Ag economic conditions show credit red flags
Farm banks and farm credit services have stable ag loan portfolios but remain concerned about rural economic conditions.
In testimony before the House Agriculture Committee on Dec. 11, Marc Knisely, president and chief executive officer of AgCountry Farm Credit Services, testifying on behalf of the Farm Credit System (FCS), stated that the multiple years of lower commodity prices have started to hit hard.
“As a result, the farm balance sheets that were strong in 2013 today are far weaker. Most worrisome, after six difficult years, working capital levels – the difference between current assets and current liabilities – have declined sharply. Working capital is the cushion against tough times. For many producers today, that cushion no longer exists,” he said.
Knisely said most private and U.S. Department of Agriculture forecasts do not foresee a surge in commodity prices. “In this price environment, it will be very difficult for farmers to recover the economic losses of the past few years and rebuild their financial strength,” he said.
“As difficult economic conditions continue, farmers are becoming more financially stressed, and Farm Credit loan portfolios are beginning to show that stress.
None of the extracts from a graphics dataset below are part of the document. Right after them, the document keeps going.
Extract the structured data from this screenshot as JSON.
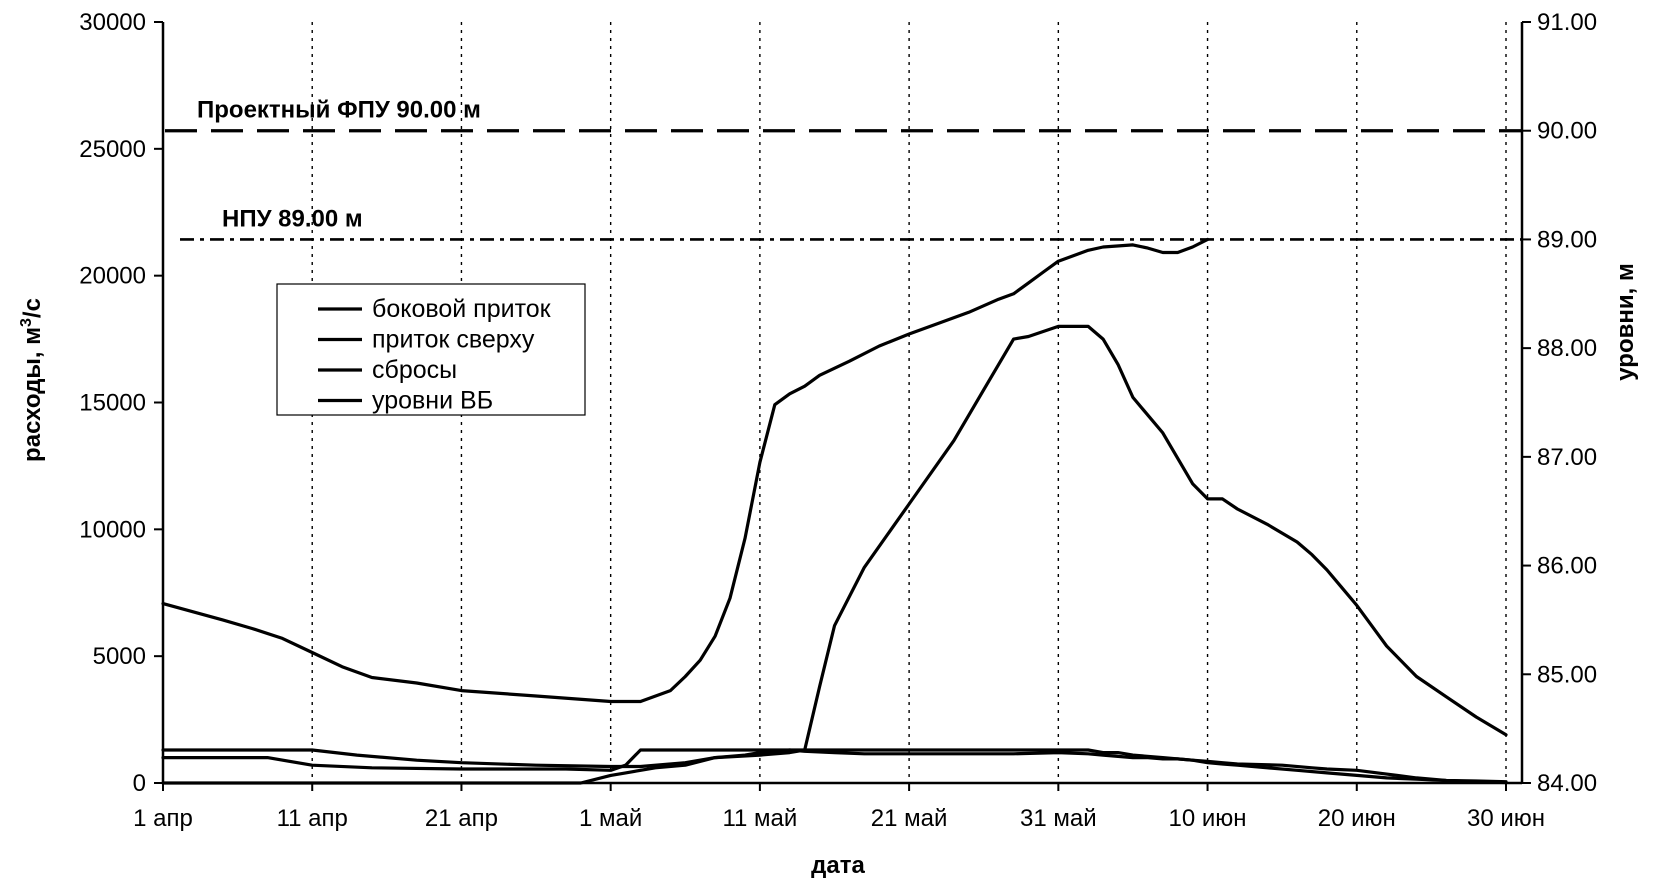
{
  "chart_data": {
    "type": "line",
    "xlabel": "дата",
    "ylabel": "расходы, м",
    "ylabel_sup": "3",
    "ylabel_tail": "/с",
    "y2label": "уровни, м",
    "x_ticks": [
      {
        "day": 0,
        "label": "1 апр"
      },
      {
        "day": 10,
        "label": "11 апр"
      },
      {
        "day": 20,
        "label": "21 апр"
      },
      {
        "day": 30,
        "label": "1 май"
      },
      {
        "day": 40,
        "label": "11 май"
      },
      {
        "day": 50,
        "label": "21 май"
      },
      {
        "day": 60,
        "label": "31 май"
      },
      {
        "day": 70,
        "label": "10 июн"
      },
      {
        "day": 80,
        "label": "20 июн"
      },
      {
        "day": 90,
        "label": "30 июн"
      }
    ],
    "xlim": [
      0,
      91
    ],
    "ylim": [
      0,
      30000
    ],
    "y_ticks": [
      0,
      5000,
      10000,
      15000,
      20000,
      25000,
      30000
    ],
    "y2lim": [
      84.0,
      91.0
    ],
    "y2_ticks": [
      "84.00",
      "85.00",
      "86.00",
      "87.00",
      "88.00",
      "89.00",
      "90.00",
      "91.00"
    ],
    "grid": "vertical dotted",
    "legend_position": "center-left",
    "reference_lines": [
      {
        "label": "Проектный ФПУ 90.00 м",
        "axis": "right",
        "value": 90.0,
        "style": "dashed"
      },
      {
        "label": "НПУ 89.00 м",
        "axis": "right",
        "value": 89.0,
        "style": "dash-dot"
      }
    ],
    "series": [
      {
        "name": "боковой приток",
        "axis": "left",
        "x": [
          0,
          4,
          7,
          10,
          13,
          17,
          20,
          25,
          30,
          32,
          35,
          37,
          39,
          40,
          41,
          42,
          43,
          45,
          47,
          50,
          53,
          55,
          57,
          60,
          62,
          63,
          64,
          65,
          66,
          67,
          68,
          69,
          70,
          71,
          72,
          75,
          77,
          78,
          80,
          82,
          84,
          86,
          88,
          90
        ],
        "y": [
          1300,
          1300,
          1300,
          1300,
          1100,
          900,
          800,
          700,
          650,
          650,
          800,
          1000,
          1100,
          1200,
          1250,
          1300,
          1250,
          1200,
          1150,
          1150,
          1150,
          1150,
          1150,
          1200,
          1150,
          1100,
          1050,
          1000,
          1000,
          950,
          950,
          900,
          850,
          800,
          750,
          700,
          600,
          550,
          500,
          350,
          200,
          100,
          50,
          20
        ]
      },
      {
        "name": "приток сверху",
        "axis": "left",
        "x": [
          0,
          4,
          7,
          10,
          14,
          20,
          27,
          30,
          31,
          32,
          35,
          37,
          40,
          43,
          45,
          48,
          50,
          53,
          55,
          57,
          59,
          60,
          62,
          63,
          64,
          65,
          67,
          69,
          70,
          71,
          72,
          74,
          76,
          78,
          80,
          82,
          84,
          86,
          88,
          90
        ],
        "y": [
          1000,
          1000,
          1000,
          700,
          600,
          550,
          550,
          500,
          700,
          1300,
          1300,
          1300,
          1300,
          1300,
          1300,
          1300,
          1300,
          1300,
          1300,
          1300,
          1300,
          1300,
          1300,
          1200,
          1200,
          1100,
          1000,
          900,
          800,
          750,
          700,
          600,
          500,
          400,
          300,
          200,
          150,
          100,
          80,
          50
        ]
      },
      {
        "name": "сбросы",
        "axis": "left",
        "x": [
          0,
          5,
          10,
          20,
          28,
          30,
          31,
          33,
          35,
          37,
          40,
          42,
          43,
          44,
          45,
          47,
          50,
          53,
          55,
          57,
          58,
          60,
          62,
          63,
          64,
          65,
          67,
          68,
          69,
          70,
          71,
          72,
          74,
          76,
          77,
          78,
          79,
          80,
          81,
          82,
          84,
          86,
          88,
          90
        ],
        "y": [
          0,
          0,
          0,
          0,
          0,
          300,
          400,
          600,
          700,
          1000,
          1100,
          1200,
          1300,
          3800,
          6200,
          8500,
          11000,
          13500,
          15500,
          17500,
          17600,
          18000,
          18000,
          17500,
          16500,
          15200,
          13800,
          12800,
          11800,
          11200,
          11200,
          10800,
          10200,
          9500,
          9000,
          8400,
          7700,
          7000,
          6200,
          5400,
          4200,
          3400,
          2600,
          1900
        ]
      },
      {
        "name": "уровни ВБ",
        "axis": "right",
        "x": [
          0,
          4,
          6,
          8,
          10,
          12,
          14,
          17,
          20,
          25,
          30,
          32,
          34,
          35,
          36,
          37,
          38,
          39,
          40,
          41,
          42,
          43,
          44,
          46,
          48,
          50,
          52,
          54,
          56,
          57,
          58,
          59,
          60,
          61,
          62,
          63,
          65,
          66,
          67,
          68,
          69,
          70
        ],
        "y": [
          85.65,
          85.5,
          85.42,
          85.33,
          85.2,
          85.07,
          84.97,
          84.92,
          84.85,
          84.8,
          84.75,
          84.75,
          84.85,
          84.98,
          85.13,
          85.35,
          85.7,
          86.25,
          86.95,
          87.48,
          87.58,
          87.65,
          87.75,
          87.88,
          88.02,
          88.13,
          88.23,
          88.33,
          88.45,
          88.5,
          88.6,
          88.7,
          88.8,
          88.85,
          88.9,
          88.93,
          88.95,
          88.92,
          88.88,
          88.88,
          88.93,
          89.0
        ]
      }
    ]
  }
}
Fortunately, three important factors are combining to give farmers and ranchers a chance to survive this downturn: low interest rates, continuing strong land values and a non-farm economy that continues to provide job opportunities outside the farm gate,” Knisely said.
It has been a difficult year for U.S. farmers and ranchers. Trade disruptions, weather extremes and low farm prices have presented significant economic challenges for agricultural producers, according to the latest quarterly report on economic issues affecting agriculture, together with an update on the financial condition and performance of FCS as of Sept. 30, 2019, which were shared with the Farm Credit Administration (FCA) board at its monthly meeting on Dec. 12.
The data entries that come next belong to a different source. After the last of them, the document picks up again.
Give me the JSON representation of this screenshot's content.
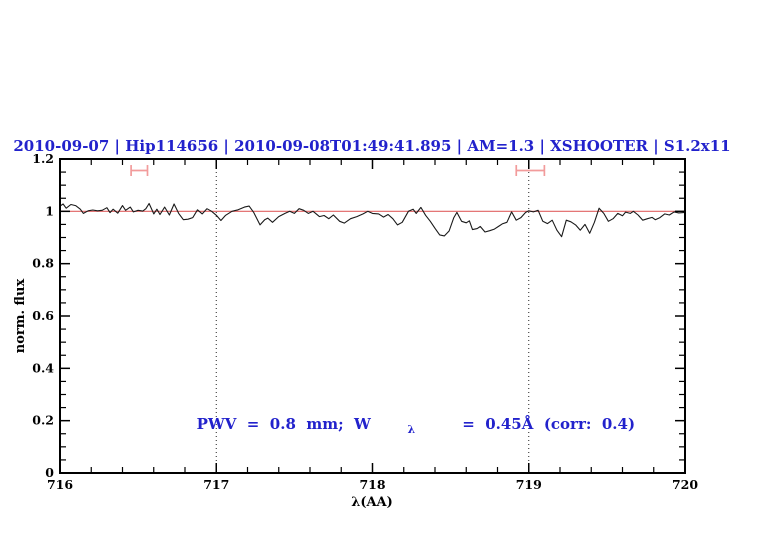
{
  "header": {
    "title": "2010-09-07 | Hip114656 | 2010-09-08T01:49:41.895 | AM=1.3 | XSHOOTER | S1.2x11",
    "title_color": "#2222cc"
  },
  "annotation": {
    "part1": "PWV  =  0.8  mm;  W",
    "lambda": "λ",
    "part2": "  =  0.45Å  (corr:  0.4)",
    "color": "#2222cc"
  },
  "chart_data": {
    "type": "line",
    "title": "2010-09-07 | Hip114656 | 2010-09-08T01:49:41.895 | AM=1.3 | XSHOOTER | S1.2x11",
    "xlabel": "λ(AA)",
    "ylabel": "norm. flux",
    "xlim": [
      716,
      720
    ],
    "ylim": [
      0,
      1.2
    ],
    "grid": false,
    "legend": null,
    "xticks": {
      "values": [
        716,
        717,
        718,
        719,
        720
      ],
      "labels": [
        "716",
        "717",
        "718",
        "719",
        "720"
      ],
      "minor_step": 0.2
    },
    "yticks": {
      "values": [
        0,
        0.2,
        0.4,
        0.6,
        0.8,
        1.0,
        1.2
      ],
      "labels": [
        "0",
        "0.2",
        "0.4",
        "0.6",
        "0.8",
        "1",
        "1.2"
      ],
      "minor_step": 0.05
    },
    "dotted_vlines": {
      "x": [
        717,
        719
      ],
      "color": "#222222"
    },
    "continuum_line": {
      "y": 1.0,
      "color": "#e06363"
    },
    "band_markers": {
      "color": "#f29b9b",
      "items": [
        {
          "x1": 716.455,
          "x2": 716.56,
          "y": 1.156,
          "cap": 0.021
        },
        {
          "x1": 718.92,
          "x2": 719.1,
          "y": 1.156,
          "cap": 0.021
        }
      ]
    },
    "series": [
      {
        "name": "spectrum",
        "color": "#1a1a1a",
        "points": [
          [
            716.0,
            1.02
          ],
          [
            716.02,
            1.028
          ],
          [
            716.04,
            1.012
          ],
          [
            716.07,
            1.026
          ],
          [
            716.1,
            1.022
          ],
          [
            716.13,
            1.008
          ],
          [
            716.15,
            0.992
          ],
          [
            716.18,
            1.002
          ],
          [
            716.21,
            1.005
          ],
          [
            716.24,
            1.002
          ],
          [
            716.27,
            1.004
          ],
          [
            716.3,
            1.014
          ],
          [
            716.32,
            0.995
          ],
          [
            716.34,
            1.008
          ],
          [
            716.37,
            0.993
          ],
          [
            716.4,
            1.022
          ],
          [
            716.42,
            1.004
          ],
          [
            716.45,
            1.016
          ],
          [
            716.47,
            0.998
          ],
          [
            716.5,
            1.004
          ],
          [
            716.53,
            1.001
          ],
          [
            716.55,
            1.01
          ],
          [
            716.57,
            1.03
          ],
          [
            716.6,
            0.99
          ],
          [
            716.62,
            1.008
          ],
          [
            716.64,
            0.988
          ],
          [
            716.67,
            1.016
          ],
          [
            716.7,
            0.986
          ],
          [
            716.73,
            1.028
          ],
          [
            716.76,
            0.992
          ],
          [
            716.79,
            0.968
          ],
          [
            716.82,
            0.97
          ],
          [
            716.85,
            0.976
          ],
          [
            716.88,
            1.006
          ],
          [
            716.91,
            0.99
          ],
          [
            716.94,
            1.01
          ],
          [
            716.97,
            1.0
          ],
          [
            717.0,
            0.985
          ],
          [
            717.03,
            0.965
          ],
          [
            717.06,
            0.985
          ],
          [
            717.1,
            1.0
          ],
          [
            717.14,
            1.006
          ],
          [
            717.18,
            1.016
          ],
          [
            717.21,
            1.02
          ],
          [
            717.24,
            0.995
          ],
          [
            717.28,
            0.948
          ],
          [
            717.31,
            0.968
          ],
          [
            717.33,
            0.974
          ],
          [
            717.36,
            0.958
          ],
          [
            717.4,
            0.98
          ],
          [
            717.44,
            0.992
          ],
          [
            717.47,
            1.0
          ],
          [
            717.5,
            0.992
          ],
          [
            717.53,
            1.01
          ],
          [
            717.56,
            1.004
          ],
          [
            717.59,
            0.992
          ],
          [
            717.62,
            1.0
          ],
          [
            717.66,
            0.98
          ],
          [
            717.69,
            0.984
          ],
          [
            717.72,
            0.972
          ],
          [
            717.75,
            0.986
          ],
          [
            717.79,
            0.962
          ],
          [
            717.82,
            0.955
          ],
          [
            717.86,
            0.972
          ],
          [
            717.9,
            0.98
          ],
          [
            717.94,
            0.99
          ],
          [
            717.97,
            1.0
          ],
          [
            718.0,
            0.992
          ],
          [
            718.04,
            0.99
          ],
          [
            718.07,
            0.978
          ],
          [
            718.1,
            0.988
          ],
          [
            718.13,
            0.972
          ],
          [
            718.16,
            0.948
          ],
          [
            718.19,
            0.958
          ],
          [
            718.23,
            1.0
          ],
          [
            718.26,
            1.008
          ],
          [
            718.28,
            0.992
          ],
          [
            718.31,
            1.015
          ],
          [
            718.34,
            0.985
          ],
          [
            718.37,
            0.962
          ],
          [
            718.4,
            0.935
          ],
          [
            718.43,
            0.91
          ],
          [
            718.46,
            0.906
          ],
          [
            718.49,
            0.925
          ],
          [
            718.52,
            0.975
          ],
          [
            718.54,
            0.996
          ],
          [
            718.57,
            0.962
          ],
          [
            718.6,
            0.956
          ],
          [
            718.62,
            0.964
          ],
          [
            718.64,
            0.93
          ],
          [
            718.67,
            0.934
          ],
          [
            718.69,
            0.942
          ],
          [
            718.72,
            0.921
          ],
          [
            718.75,
            0.926
          ],
          [
            718.78,
            0.932
          ],
          [
            718.81,
            0.944
          ],
          [
            718.83,
            0.952
          ],
          [
            718.86,
            0.958
          ],
          [
            718.89,
            0.998
          ],
          [
            718.92,
            0.966
          ],
          [
            718.95,
            0.976
          ],
          [
            718.98,
            0.996
          ],
          [
            719.0,
            1.002
          ],
          [
            719.03,
            0.998
          ],
          [
            719.06,
            1.004
          ],
          [
            719.09,
            0.962
          ],
          [
            719.12,
            0.953
          ],
          [
            719.15,
            0.966
          ],
          [
            719.18,
            0.928
          ],
          [
            719.21,
            0.903
          ],
          [
            719.24,
            0.966
          ],
          [
            719.27,
            0.96
          ],
          [
            719.3,
            0.948
          ],
          [
            719.33,
            0.928
          ],
          [
            719.36,
            0.95
          ],
          [
            719.39,
            0.916
          ],
          [
            719.42,
            0.958
          ],
          [
            719.45,
            1.012
          ],
          [
            719.48,
            0.992
          ],
          [
            719.51,
            0.962
          ],
          [
            719.54,
            0.972
          ],
          [
            719.57,
            0.992
          ],
          [
            719.6,
            0.983
          ],
          [
            719.62,
            0.997
          ],
          [
            719.65,
            0.992
          ],
          [
            719.67,
            1.0
          ],
          [
            719.7,
            0.986
          ],
          [
            719.73,
            0.966
          ],
          [
            719.76,
            0.972
          ],
          [
            719.79,
            0.977
          ],
          [
            719.81,
            0.968
          ],
          [
            719.84,
            0.976
          ],
          [
            719.87,
            0.99
          ],
          [
            719.9,
            0.986
          ],
          [
            719.93,
            0.998
          ],
          [
            719.96,
            0.994
          ],
          [
            720.0,
            0.996
          ]
        ]
      }
    ]
  }
}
Crop insurance indemnities, farm programs and Market Facilitation Program payments continue to provide important financial support to the farm economy. The level of support provided under these programs varies by region and commodity.
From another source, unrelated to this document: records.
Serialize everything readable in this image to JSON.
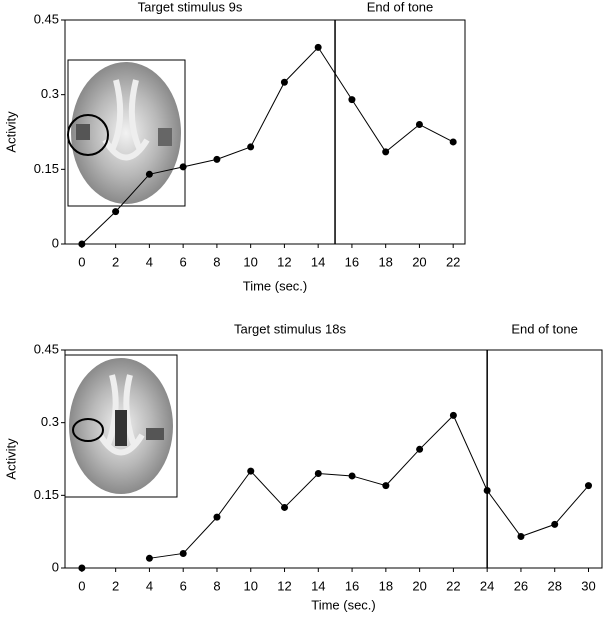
{
  "chart_data": [
    {
      "type": "line",
      "title": "Target stimulus  9s",
      "xlabel": "Time (sec.)",
      "ylabel": "Activity",
      "x": [
        0,
        2,
        4,
        6,
        8,
        10,
        12,
        14,
        16,
        18,
        20,
        22
      ],
      "values": [
        0,
        0.065,
        0.14,
        0.155,
        0.17,
        0.195,
        0.325,
        0.395,
        0.29,
        0.185,
        0.24,
        0.205
      ],
      "color": "#000000",
      "xlim": [
        -1,
        22.7
      ],
      "xticks": [
        0,
        2,
        4,
        6,
        8,
        10,
        12,
        14,
        16,
        18,
        20,
        22
      ],
      "ylim": [
        0,
        0.45
      ],
      "yticks": [
        0,
        0.15,
        0.3,
        0.45
      ],
      "vline": {
        "x": 15,
        "label": "End of tone"
      }
    },
    {
      "type": "line",
      "title": "Target stimulus 18s",
      "xlabel": "Time (sec.)",
      "ylabel": "Activity",
      "x": [
        0,
        2,
        4,
        6,
        8,
        10,
        12,
        14,
        16,
        18,
        20,
        22,
        24,
        26,
        28,
        30
      ],
      "values": [
        0,
        null,
        0.02,
        0.03,
        0.105,
        0.2,
        0.125,
        0.195,
        0.19,
        0.17,
        0.245,
        0.315,
        0.16,
        0.065,
        0.09,
        0.17
      ],
      "color": "#000000",
      "xlim": [
        -1,
        30.8
      ],
      "xticks": [
        0,
        2,
        4,
        6,
        8,
        10,
        12,
        14,
        16,
        18,
        20,
        22,
        24,
        26,
        28,
        30
      ],
      "ylim": [
        0,
        0.45
      ],
      "yticks": [
        0,
        0.15,
        0.3,
        0.45
      ],
      "vline": {
        "x": 24,
        "label": "End of tone"
      }
    }
  ]
}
Although the trade situation remains unsettled, there have been some positive developments recently. U.S. pork exports to China are increasing because of the overseas outbreak of African swine fever, and China continues to purchase soybeans periodically, although the level of future transactions remains uncertain.
With large global supplies, crop prices are expected to remain low in 2020, FCA said. “This will limit attractive price opportunities for U.S. farmers. Livestock and dairy returns are likely to be positive in early 2020, but trade risks remain elevated,” FCA said.
For the first nine months of 2019, FCS reported steady earnings and higher capital. Portfolio credit risk is higher for the year, but levels remain acceptable. Although credit stress in the system's portfolio is up, FCS institutions “are financially sound and well capitalized. They continue to have the risk-bearing capacity to respond to the credit needs of U.S. agriculture,” FCA said.
While overall loan growth slowed somewhat this year, lending to farmers continued to increase. Since the beginning of the downturn in 2014, FCS increased its farm real estate and farm production lending by more than $36 billion, Knisely noted.
Today, FCS provides about 40% of the financing for production agriculture and serves nearly 500,000 customers across all of its lines of business, including agribusiness, rural infrastructure, rural housing and agricultural export finance.
In the same hearing, the Independent Community Bankers of America (ICBA) told the House Agriculture Committee that farm banks have stable agricultural loan portfolios but remain concerned about rural economic conditions.
In his testimony, ICBA community banker Steve Handke encouraged lawmakers to maintain a strong farm bill with robust crop insurance tools. Handke said total farm debt now exceeds $415 billion, so a modest increase in USDA guaranteed farm loan limits is warranted, and he stressed the need to level the playing field between community banks and the tax-advantaged FCS.
"Community banks are not fair-weather lenders but seek to work with their producers in both good times and bad," said Handke, regional president and chief administrative officer at First Option Bank in Osawatomie, Kan. "Let’s work together creatively to enhance solutions to assist our nation's farmers and ranchers and the community banks that serve them."
Community banks, which make roughly 80% of all agriculture loans from the banking sector, are doing everything in their power to keep their farm and ranch customers in business, Handke told the subcommittee on commodity exchanges, energy and credit.
He said market facilitation payments have made the difference between losses and slight profits for many farmers, although not all farmers affected by trade disputes benefit. He suggested that these payments need to continue until market prices rebound, but he recommended that the payments be more predictable to allow banks to incorporate them into cash flow projections.
Handke also said Congress should facilitate a competitive environment for all lenders. He said the tax and funding advantages of government-sponsored FCS threaten the continued availability of community banking services in rural communities, posing risks to the farmers and ranchers who rely on these tax-paying institutions.
Handke pointed to FCS’s “intrusion” into banking services by offering a checking account product with remote deposit features. He encouraged lawmakers to advance the Enhancing Credit Opportunities in Rural America Act (S. 1641 and H.R. 1872), which would exempt from taxation interest income on farm real estate loans and rural home mortgages in towns of fewer than 2,500 residents, helping community banks support their farm and ranch customers.